What’s different now is that these content based effects are measurable in ways they weren’t before. Hard facts and data about ad performance is replacing gut instinct or intuition by media planners.
And as our understanding of the impact of content and context grows, these effects will eventually be priced into the content itself—so advertisers have to understand the differential performance by content or risk being placed at a major disadvantage in the market.
Big Shift #3 – Synergy Matters
I grant you that the word “synergy” has come to have negative connotations—puffery, or as one old boss used to say “all clouds, no rain.” What’s synergy anyway but a hope and a dream from a desperate salesperson? All the synergy bashing aside, advanced measurement is proving that 1+1 can really equal 3 when it comes to cross media impact—synergy is real and it’s big.
We now know that consumers exposed to TV + On-line ads, on average, react more favorably than to either individually. At a more refined level, we also know that ad effectiveness among consumers exposed to TV + On-Line video ads is greater than either on its own. And finally, we even know that ads seen by consumers in a combination of all three — TV + banner + on-line video ads — perform best of all.
And this is just the beginning. There are thousands of other permutations—all unique to the brand, ad and contact point. The message is this: the time is fast approaching where marketers will be able to measure and understand their ads’ impact across all manner of combinations and permutations of media contact points. This is big. Integrated marketing communications is finally for real.

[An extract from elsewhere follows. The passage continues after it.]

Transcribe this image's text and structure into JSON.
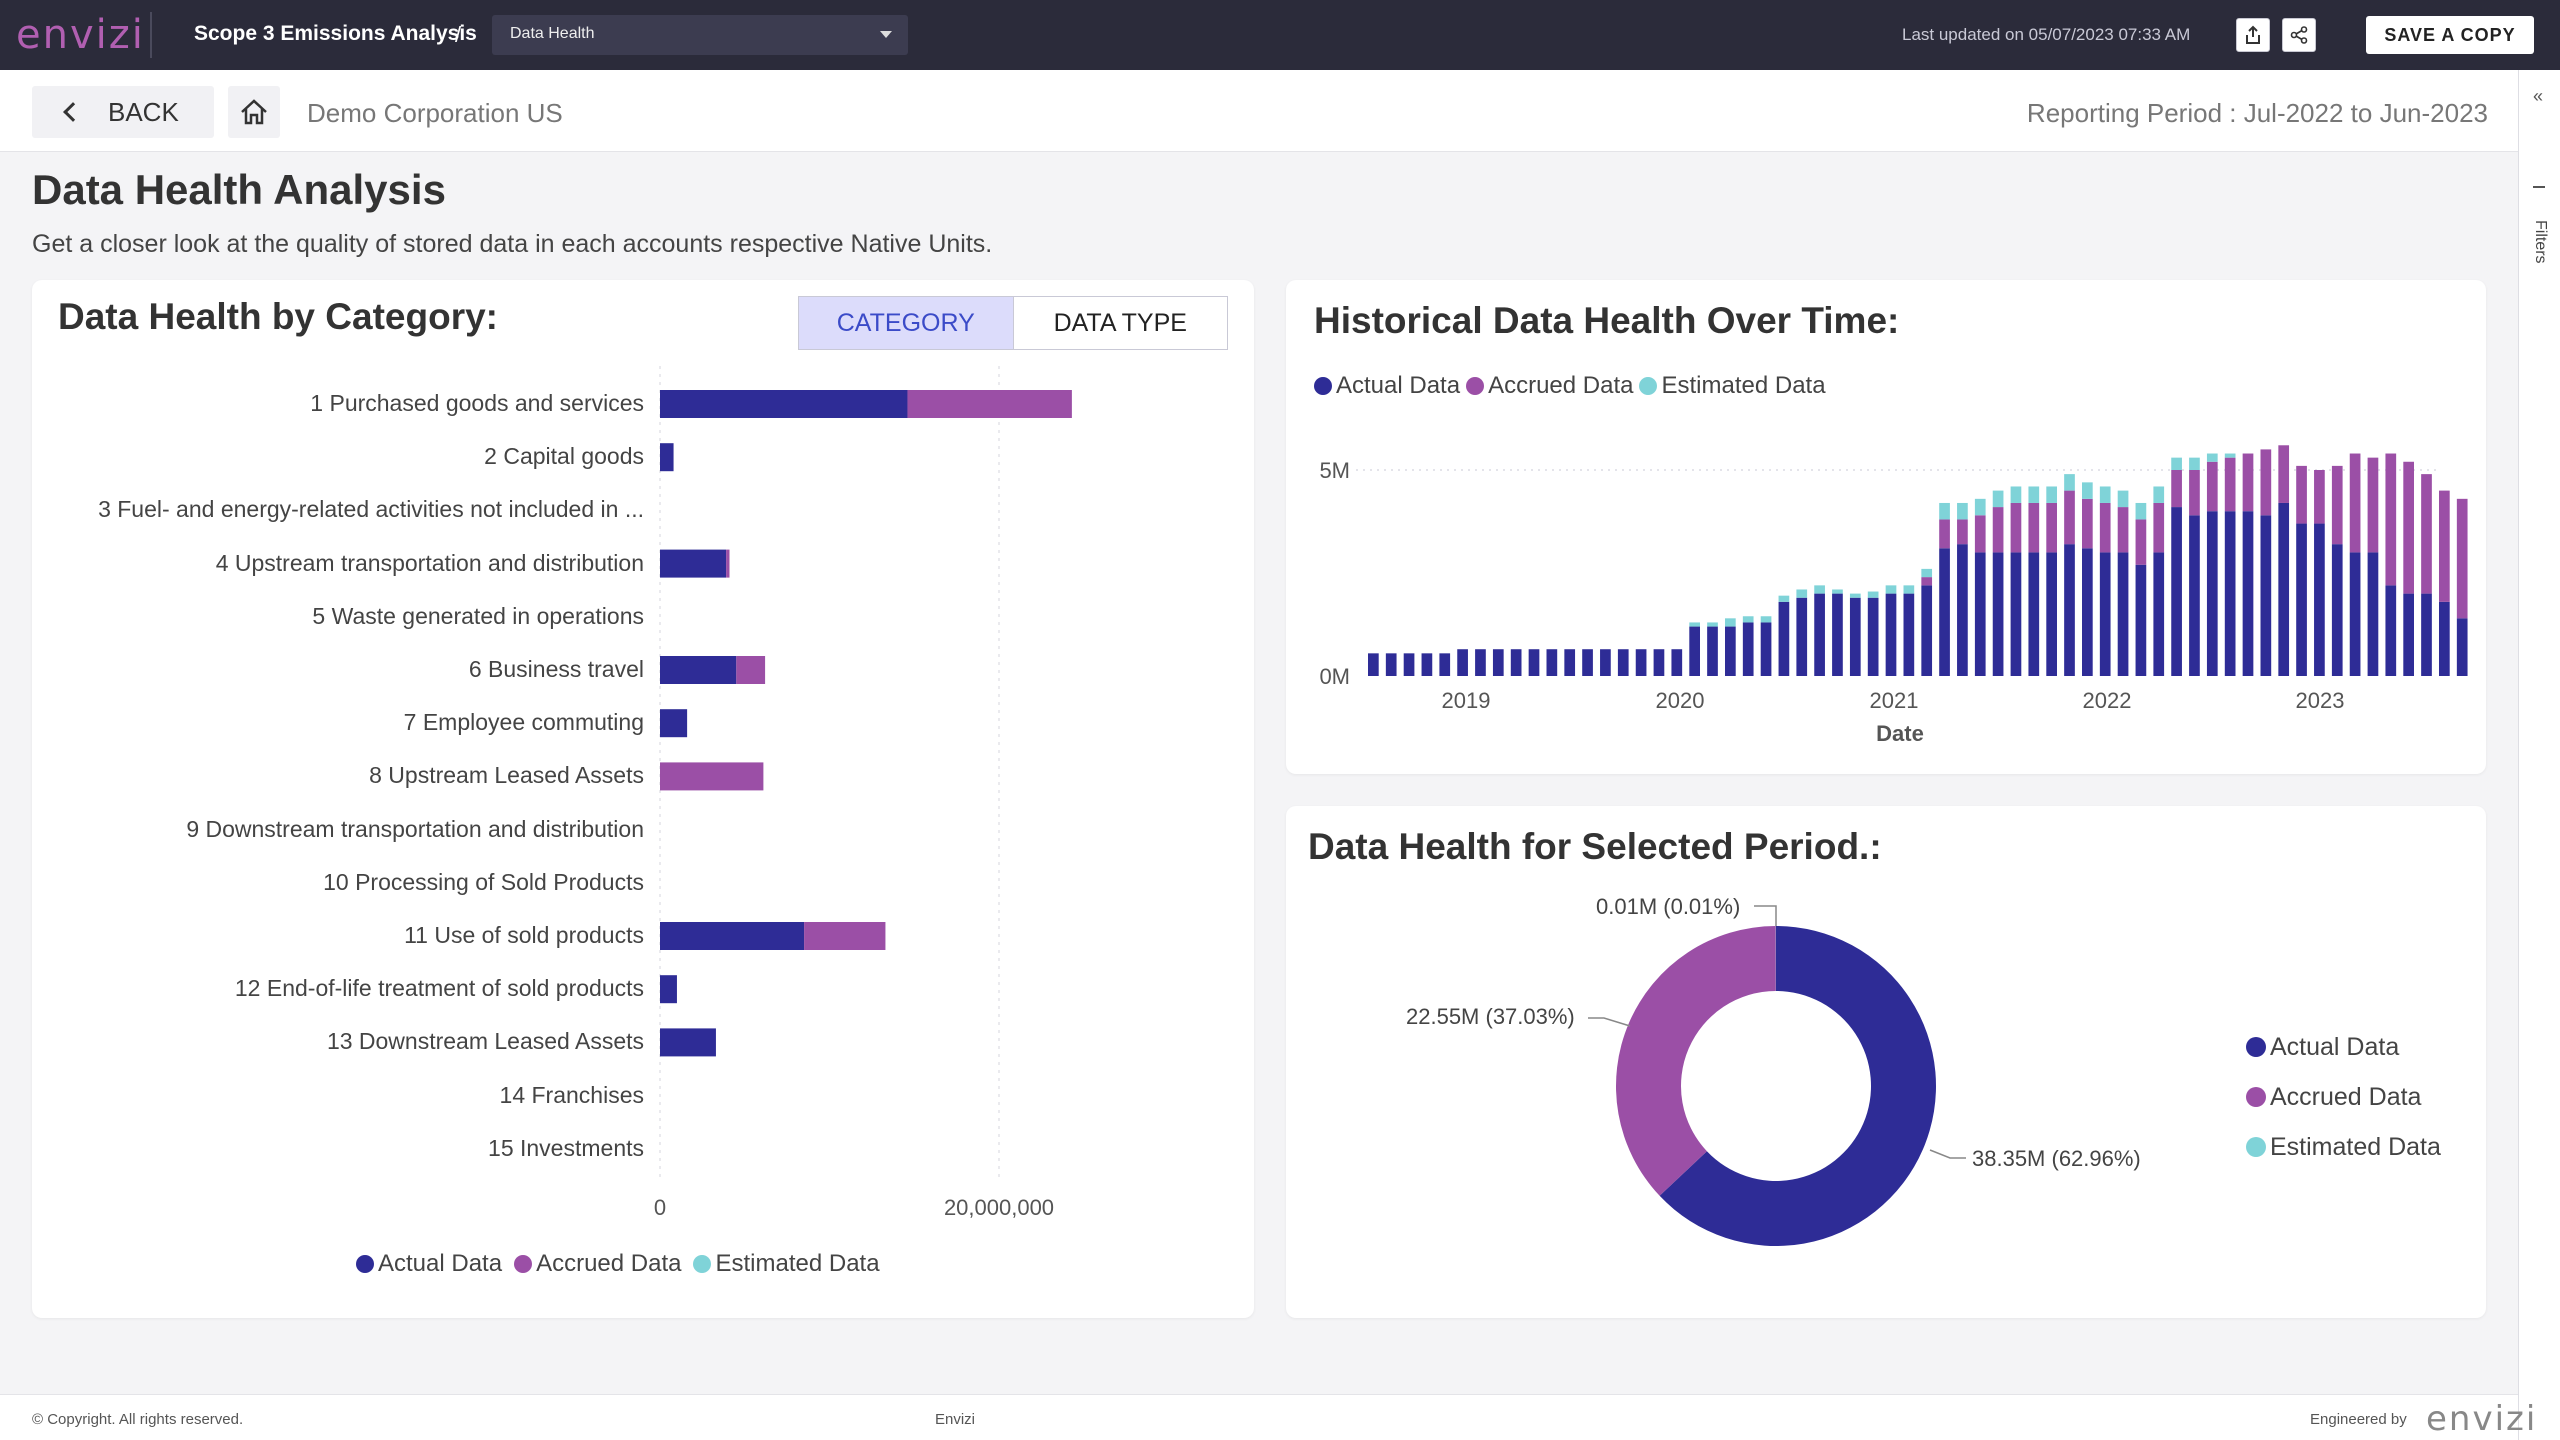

So What Does All This Mean?
If your head is spinning, it should be. Advertising effectiveness measurement is going to get a lot more complex and complicated. Advertisers will now need to understand advertising performance across a range of dimensions that they didn’t previously understand nor have knowledge of:
- By media device form factor
- By program content
- By combination of media contact points
There will be no single “advertising effectiveness” score anymore. There will be hundreds, perhaps thousands of them, all based on the media form factor consumers view advertising on, the content ads sit within, and the combination of contact points that a consumer sees or interacts with.

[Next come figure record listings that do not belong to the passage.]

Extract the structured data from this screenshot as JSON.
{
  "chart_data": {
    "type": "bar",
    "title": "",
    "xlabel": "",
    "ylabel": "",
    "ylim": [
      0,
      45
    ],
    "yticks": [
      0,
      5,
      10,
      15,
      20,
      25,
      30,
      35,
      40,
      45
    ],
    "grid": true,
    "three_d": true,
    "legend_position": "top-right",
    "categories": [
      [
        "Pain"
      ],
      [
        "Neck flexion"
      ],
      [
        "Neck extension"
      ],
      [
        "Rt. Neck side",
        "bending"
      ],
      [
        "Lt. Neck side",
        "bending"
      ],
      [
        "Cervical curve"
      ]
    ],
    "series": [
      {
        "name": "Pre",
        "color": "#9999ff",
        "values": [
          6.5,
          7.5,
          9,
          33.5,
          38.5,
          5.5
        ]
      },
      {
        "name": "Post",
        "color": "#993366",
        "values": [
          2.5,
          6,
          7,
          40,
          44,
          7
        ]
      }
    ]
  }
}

Managing a Future of Advertising Complexity
There are two paths for dealing with this potential chaos.
First, there will be ever more sophisticated algorithms and model based approaches for managing all of this data. Marketers will need to become a lot more sophisticated at understanding how all of this works and not be overwhelmed or misled by the potential “black box” phenomenon.
Second, advertisers need to develop a set of “universal truths” that simplify advertising decision-making. Newton created the scientific formulations underpinning the theory of gravity. But, most people simply know that a dropped apple will fall to earth, Similarly, advertisers don’t need to know every fact or formula across the above dimensions for ad success. They just need to know the “essential truths” of how advertising works to be effective. Divining these essential truths will be key to success in the future.
We are moving from a mono-theistic “single ad performance” world, to a more complex poly theistic “many ad performance” approach. This world represents both an opportunity and a threat to Marketers.
Advertisers who take the time to experiment, learn, and divine the new “advertising truths” in media device form factors, program content and cross-platform performance will be amply rewarded. And those who don’t – well, they’ll probably still be arguing with the CEO that business results behind the new ad campaign can’t be bad—after all, they had great pre-market copy test scores.